Para Caiado, portanto, participar pode ser uma maneira de transformar uma desvantagem nas pesquisas em uma oportunidade de exposição.

Flávio aposta nos debates com Lula

A decisão de Flávio Bolsonaro segue uma lógica diferente.

A campanha do senador sustenta que ele pretende participar dos debates em que Lula estiver presente. O objetivo é concentrar esforços em confrontos considerados mais relevantes para sua estratégia eleitoral.

Flávio vem construindo sua campanha em torno da disputa direta com o campo governista e, especialmente, com Lula. Nesse contexto, um debate sem o presidente poderia ser considerado menos importante para a estratégia do senador.

A ausência também evita que Flávio divida o espaço político com candidatos que disputam posições semelhantes no eleitorado de oposição.

Marçal também fica fora

Outro personagem que não estará no debate é Pablo Marçal (PRTB).

Segundo as informações divulgadas, o ex-coach foi impedido pelo Tribunal Superior Eleitoral (TSE) de participar do confronto.

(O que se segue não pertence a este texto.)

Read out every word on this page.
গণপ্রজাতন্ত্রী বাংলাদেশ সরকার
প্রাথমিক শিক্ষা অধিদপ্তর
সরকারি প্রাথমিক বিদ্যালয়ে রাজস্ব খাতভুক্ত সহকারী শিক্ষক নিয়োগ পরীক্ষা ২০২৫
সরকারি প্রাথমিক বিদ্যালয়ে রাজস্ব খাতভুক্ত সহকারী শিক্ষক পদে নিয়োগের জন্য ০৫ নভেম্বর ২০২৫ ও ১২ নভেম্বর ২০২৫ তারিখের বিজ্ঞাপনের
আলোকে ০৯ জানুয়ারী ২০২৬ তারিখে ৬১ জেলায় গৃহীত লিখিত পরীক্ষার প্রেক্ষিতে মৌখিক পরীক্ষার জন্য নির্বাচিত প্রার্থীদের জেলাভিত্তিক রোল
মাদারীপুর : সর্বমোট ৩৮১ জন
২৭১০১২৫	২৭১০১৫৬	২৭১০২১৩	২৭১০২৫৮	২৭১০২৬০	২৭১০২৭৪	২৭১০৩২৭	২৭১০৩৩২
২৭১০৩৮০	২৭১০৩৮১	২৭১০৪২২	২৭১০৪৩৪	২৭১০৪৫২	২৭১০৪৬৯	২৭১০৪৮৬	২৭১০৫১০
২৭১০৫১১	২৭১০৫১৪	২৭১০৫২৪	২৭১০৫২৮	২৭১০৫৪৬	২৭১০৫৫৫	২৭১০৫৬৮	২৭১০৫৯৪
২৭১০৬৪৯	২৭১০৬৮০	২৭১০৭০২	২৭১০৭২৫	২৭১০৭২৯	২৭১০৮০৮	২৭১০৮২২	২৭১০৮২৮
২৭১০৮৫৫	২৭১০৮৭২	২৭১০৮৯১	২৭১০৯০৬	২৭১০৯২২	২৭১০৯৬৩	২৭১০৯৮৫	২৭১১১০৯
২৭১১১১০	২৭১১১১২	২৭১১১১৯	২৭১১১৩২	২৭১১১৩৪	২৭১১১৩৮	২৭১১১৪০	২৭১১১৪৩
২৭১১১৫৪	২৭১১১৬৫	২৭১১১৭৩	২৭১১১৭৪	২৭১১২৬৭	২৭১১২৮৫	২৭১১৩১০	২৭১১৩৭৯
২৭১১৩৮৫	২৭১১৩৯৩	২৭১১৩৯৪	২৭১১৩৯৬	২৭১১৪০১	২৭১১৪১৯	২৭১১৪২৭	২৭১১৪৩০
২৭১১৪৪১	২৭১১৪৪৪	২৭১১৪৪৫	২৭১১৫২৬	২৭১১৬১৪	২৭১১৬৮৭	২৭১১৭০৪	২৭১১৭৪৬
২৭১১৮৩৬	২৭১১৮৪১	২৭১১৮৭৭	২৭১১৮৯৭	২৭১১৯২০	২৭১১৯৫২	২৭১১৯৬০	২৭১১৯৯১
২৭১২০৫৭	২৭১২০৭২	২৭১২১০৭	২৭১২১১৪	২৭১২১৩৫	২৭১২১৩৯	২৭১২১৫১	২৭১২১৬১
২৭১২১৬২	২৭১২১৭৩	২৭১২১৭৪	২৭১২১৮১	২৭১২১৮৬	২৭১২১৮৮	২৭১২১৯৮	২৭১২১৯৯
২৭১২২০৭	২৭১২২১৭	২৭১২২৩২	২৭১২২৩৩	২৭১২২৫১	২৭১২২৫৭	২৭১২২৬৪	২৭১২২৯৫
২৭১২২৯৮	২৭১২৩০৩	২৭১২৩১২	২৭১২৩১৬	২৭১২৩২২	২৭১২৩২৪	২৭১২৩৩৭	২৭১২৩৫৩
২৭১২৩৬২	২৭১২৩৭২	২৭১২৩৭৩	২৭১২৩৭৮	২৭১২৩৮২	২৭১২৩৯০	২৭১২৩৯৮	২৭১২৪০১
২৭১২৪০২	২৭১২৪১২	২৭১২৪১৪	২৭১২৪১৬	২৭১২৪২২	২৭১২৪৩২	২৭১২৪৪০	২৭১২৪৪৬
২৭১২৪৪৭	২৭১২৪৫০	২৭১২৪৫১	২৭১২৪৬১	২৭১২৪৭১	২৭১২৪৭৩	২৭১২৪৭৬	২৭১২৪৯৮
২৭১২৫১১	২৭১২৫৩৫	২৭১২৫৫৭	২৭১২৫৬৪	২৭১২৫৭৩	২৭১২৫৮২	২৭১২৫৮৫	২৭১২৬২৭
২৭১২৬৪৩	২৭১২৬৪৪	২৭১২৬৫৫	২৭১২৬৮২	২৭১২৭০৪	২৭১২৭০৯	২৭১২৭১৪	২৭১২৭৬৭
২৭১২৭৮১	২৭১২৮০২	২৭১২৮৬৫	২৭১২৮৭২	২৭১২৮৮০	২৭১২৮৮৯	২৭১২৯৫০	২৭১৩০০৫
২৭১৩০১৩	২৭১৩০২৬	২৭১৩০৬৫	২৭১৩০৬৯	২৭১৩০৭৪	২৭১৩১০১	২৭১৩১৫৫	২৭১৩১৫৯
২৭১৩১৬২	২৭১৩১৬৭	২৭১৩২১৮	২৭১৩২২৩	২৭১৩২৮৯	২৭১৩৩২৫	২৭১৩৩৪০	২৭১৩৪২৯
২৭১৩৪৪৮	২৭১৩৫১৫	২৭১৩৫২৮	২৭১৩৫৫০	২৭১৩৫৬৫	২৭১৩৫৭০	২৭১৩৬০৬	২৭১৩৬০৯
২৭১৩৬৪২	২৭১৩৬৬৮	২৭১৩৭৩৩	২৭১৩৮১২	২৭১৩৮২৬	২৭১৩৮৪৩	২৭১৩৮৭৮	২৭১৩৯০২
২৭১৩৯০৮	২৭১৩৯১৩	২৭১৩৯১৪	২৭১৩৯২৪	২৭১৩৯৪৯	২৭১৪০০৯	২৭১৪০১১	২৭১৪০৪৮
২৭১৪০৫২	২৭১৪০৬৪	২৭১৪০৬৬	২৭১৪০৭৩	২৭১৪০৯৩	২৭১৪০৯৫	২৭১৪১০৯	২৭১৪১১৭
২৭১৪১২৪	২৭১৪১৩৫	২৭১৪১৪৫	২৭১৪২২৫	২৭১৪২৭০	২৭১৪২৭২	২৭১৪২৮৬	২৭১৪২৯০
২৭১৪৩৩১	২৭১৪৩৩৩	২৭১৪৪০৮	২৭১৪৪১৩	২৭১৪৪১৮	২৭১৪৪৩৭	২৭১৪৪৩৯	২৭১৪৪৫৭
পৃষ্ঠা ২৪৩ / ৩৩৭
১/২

As campanhas dos candidatos confirmados também pressionaram a Band para que Marçal não fosse incluído, alegando que o partido não havia participado das discussões sobre as regras do debate e que sua situação eleitoral era considerada incerta.

A ausência de Marçal reduz ainda mais o número de vozes no primeiro confronto presidencial do ano.

Um debate com poucos candidatos

Com todas essas desistências, o palco da Band deverá receber apenas Ronaldo Caiado, Renan Santos e Augusto Cury.

A configuração representa uma mudança significativa em relação à expectativa inicial de um debate mais amplo, com a presença dos principais nomes da disputa.

Caiado, contudo, decidiu não seguir o movimento de retirada.

Sua declaração de que não “dá marcha ré” funciona também como uma mensagem eleitoral: enquanto seus adversários optam por condicionar a participação à presença de determinados concorrentes, o candidato do PSD tenta apresentar a própria disposição de enfrentar o debate como uma demonstração de confiança.

O impacto político das ausências

A ausência de Lula e Flávio transforma o debate em uma espécie de teste para as candidaturas que ainda buscam ampliar seu espaço na disputa.

Para Caiado, a oportunidade é evidente. Com os dois principais nomes fora do palco, ele poderá apresentar propostas, estabelecer críticas e tentar transformar os minutos de televisão em ganho de visibilidade.

Para Lula e Flávio, a estratégia é outra: preservar a agenda de campanha e concentrar os confrontos públicos nos debates considerados mais importantes.

Zema, inicialmente disposto a participar, acabou seguindo caminho semelhante após avaliar que o encontro havia perdido parte de sua razão de ser com a ausência do presidente e de outros candidatos.

A disputa eleitoral, portanto, começa antes mesmo do primeiro debate. As cadeiras vazias de Lula, Flávio Bolsonaro, Zema e Pablo Marçal também passam a fazer parte do cenário político.

E, diante delas, Caiado escolheu permanecer no palco.

“Estarei lá”, afirmou o candidato, deixando claro que pretende transformar a ausência dos adversários em uma oportunidade para sua própria campanha.